Step S8, if delta is more than or equal to theta,then jump to step S3, otherwise, calculate and terminate to obtain submatrices E andclustering the submatrices E by using a hierarchical clustering method to obtain a final subtype classification result.

2. The method of claim 1, wherein the modularity is extended to a weighted modularity:

wherein,v and w are any two nodes in the network; delta (c) _v ，c _w ) Is used to determine whether nodes v and w are in the same community, delta (c) _v ，c _w ) =1, otherwise δ (c _v ，c _w )＝0；k _v And k _w Respectively representing weights of node v and node w, c represents the total number of communities, e _r，s Representing the edge of one node in community r and another node in community s, e _rr Representing a ratio of all edges within community r to all edges of the entire network; a, a _r Representing the ratio of the degree of the nodes in the r community to the degree of the whole network; a is that _v,w Representing the weights between nodes v and w, D representing the sum of the weights of all the edges in the network;

SS2 obtaining the clustering result C when the number of clusters is k _k ；

SS3, setting the initial value of i to be 1;

SS4. Set E ⁱ ∈R ^k*k The initial value is an all 0 matrix,initial value is 0, calculate network S ⁱ The sum of the weights of all sides in (a) S ⁱ _t,t1 For network S ⁱ T1 column element of row t; t=1, 2..n, t1=1, 2..n;

SS5, setting the initial value of r to be 1; r=1, 2..k;

SS7, setting the initial value of s to be 1; s=1, 2..k;

SS8 obtaining C _k Index corresponding to sample belonging to category s _s ；

SS9. Ream

SS11 will beIs assigned to->

SS13. Ream

3. The method of any one of claims 1-2, wherein for each feature, a sample with a standard score z-score of ≡1 for that feature is defined as 1, the remaining samples are defined as 0, and a hypergeometric distribution test is used to evaluate whether each class is significantly enriched for overexpression of a gene; defining a sample with z-score < 1 as 1 and the remaining samples as 0, using a hypergeometric distribution test to evaluate whether each class is significantly enriched for overexpression of a gene; after FDR correction is carried out on the results of the super-geometric distribution test of the two cases that the z-score is more than or equal to 1 and the z-score is less than or equal to-1, the genes with the p-value less than 0.05 are selected as the characteristics of remarkable enrichment.

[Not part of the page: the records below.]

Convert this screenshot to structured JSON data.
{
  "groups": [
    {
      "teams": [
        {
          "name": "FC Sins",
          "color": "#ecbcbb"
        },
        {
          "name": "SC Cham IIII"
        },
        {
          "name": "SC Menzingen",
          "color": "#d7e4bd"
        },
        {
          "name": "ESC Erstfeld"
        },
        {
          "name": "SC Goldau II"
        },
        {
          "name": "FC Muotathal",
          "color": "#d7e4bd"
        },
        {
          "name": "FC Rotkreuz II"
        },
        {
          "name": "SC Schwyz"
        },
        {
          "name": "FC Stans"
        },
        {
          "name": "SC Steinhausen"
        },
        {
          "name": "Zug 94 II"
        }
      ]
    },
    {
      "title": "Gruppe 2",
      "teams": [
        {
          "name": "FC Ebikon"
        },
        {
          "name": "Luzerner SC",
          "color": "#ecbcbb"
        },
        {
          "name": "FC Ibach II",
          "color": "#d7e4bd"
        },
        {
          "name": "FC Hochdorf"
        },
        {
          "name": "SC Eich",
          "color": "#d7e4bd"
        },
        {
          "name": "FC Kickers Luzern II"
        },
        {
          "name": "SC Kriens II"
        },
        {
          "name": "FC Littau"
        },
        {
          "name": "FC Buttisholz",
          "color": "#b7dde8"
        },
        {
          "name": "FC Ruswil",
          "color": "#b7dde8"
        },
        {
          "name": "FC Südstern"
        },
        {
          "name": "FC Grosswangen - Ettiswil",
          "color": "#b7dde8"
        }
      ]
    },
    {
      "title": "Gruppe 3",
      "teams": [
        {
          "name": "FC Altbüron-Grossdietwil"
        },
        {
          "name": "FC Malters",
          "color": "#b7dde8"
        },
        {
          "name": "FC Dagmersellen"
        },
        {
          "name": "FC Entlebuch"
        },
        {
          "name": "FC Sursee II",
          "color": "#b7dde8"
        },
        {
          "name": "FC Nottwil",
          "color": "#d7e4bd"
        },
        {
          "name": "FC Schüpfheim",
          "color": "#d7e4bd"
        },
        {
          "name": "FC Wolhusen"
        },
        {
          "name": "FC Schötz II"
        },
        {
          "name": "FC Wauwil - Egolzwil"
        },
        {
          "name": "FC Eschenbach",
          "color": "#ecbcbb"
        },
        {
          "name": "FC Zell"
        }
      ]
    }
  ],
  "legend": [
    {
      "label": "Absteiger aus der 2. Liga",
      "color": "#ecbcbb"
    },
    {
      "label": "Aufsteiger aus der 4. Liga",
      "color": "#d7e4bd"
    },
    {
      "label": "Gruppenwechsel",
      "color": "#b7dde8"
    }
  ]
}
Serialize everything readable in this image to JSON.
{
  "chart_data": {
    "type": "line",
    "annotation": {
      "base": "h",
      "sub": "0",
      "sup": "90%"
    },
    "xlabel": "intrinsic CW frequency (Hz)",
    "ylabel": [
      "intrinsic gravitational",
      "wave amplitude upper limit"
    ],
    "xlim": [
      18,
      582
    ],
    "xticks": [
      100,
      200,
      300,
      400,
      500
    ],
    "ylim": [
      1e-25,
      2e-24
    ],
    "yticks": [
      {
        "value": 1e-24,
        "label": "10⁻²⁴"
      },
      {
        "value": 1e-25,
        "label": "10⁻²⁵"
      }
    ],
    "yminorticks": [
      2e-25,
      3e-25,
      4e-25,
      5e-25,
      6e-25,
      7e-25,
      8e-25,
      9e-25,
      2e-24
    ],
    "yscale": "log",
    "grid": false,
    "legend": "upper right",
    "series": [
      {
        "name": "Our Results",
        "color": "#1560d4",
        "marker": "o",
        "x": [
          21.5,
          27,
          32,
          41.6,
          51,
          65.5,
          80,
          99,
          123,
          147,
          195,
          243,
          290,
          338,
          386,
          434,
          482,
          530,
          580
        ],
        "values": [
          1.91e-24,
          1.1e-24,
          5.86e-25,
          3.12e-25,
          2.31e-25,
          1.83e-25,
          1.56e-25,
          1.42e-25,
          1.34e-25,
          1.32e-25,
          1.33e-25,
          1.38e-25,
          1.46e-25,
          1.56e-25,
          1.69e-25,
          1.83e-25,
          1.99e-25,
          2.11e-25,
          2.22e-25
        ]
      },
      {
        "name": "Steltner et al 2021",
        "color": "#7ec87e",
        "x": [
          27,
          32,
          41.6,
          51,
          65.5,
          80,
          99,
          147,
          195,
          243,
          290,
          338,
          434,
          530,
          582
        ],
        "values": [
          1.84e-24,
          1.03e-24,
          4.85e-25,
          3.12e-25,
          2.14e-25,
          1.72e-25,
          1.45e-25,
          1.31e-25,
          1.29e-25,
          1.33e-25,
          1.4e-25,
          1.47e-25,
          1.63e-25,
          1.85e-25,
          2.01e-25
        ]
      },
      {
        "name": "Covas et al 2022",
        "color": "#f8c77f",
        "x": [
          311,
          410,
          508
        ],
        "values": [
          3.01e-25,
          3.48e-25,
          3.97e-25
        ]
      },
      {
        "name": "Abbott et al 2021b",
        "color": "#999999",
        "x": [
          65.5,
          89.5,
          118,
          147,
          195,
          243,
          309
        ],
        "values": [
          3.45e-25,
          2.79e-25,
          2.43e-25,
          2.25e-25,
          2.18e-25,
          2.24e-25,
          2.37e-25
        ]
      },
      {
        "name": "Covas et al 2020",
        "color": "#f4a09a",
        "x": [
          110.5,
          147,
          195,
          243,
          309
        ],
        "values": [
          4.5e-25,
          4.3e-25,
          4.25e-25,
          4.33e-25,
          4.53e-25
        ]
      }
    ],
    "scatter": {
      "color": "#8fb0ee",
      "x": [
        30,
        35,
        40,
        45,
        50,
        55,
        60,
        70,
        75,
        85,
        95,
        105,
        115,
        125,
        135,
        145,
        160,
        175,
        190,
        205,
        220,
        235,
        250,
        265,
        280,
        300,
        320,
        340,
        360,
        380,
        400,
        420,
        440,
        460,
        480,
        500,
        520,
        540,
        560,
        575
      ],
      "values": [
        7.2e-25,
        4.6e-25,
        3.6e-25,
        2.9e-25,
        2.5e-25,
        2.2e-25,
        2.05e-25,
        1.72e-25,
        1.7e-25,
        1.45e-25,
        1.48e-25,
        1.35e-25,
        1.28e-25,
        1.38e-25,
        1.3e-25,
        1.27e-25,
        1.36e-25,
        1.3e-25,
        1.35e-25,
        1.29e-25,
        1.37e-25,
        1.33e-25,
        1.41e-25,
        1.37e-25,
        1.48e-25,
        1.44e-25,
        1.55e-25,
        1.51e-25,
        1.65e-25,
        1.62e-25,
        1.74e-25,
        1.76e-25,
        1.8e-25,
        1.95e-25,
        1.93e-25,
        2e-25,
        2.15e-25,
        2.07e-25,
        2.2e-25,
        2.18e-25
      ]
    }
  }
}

4. A method according to claim 3, characterized in that the selected genes are ordered according to the standard deviation of gene expression and only those genes that are top ranked are selected as cluster-related features of the category.

5. The method according to any one of claims 1 to 2 or 4, wherein for methylation, the gene is considered highly methylated when the methylation detection value β is ≡0.25 and non-methylated when β is ≡0.25; for each cluster, high or low methylation-enriched genes were selected using the same criteria as the expression data; for binary data, the same criteria as for expression data were used to select genes enriched for mutations.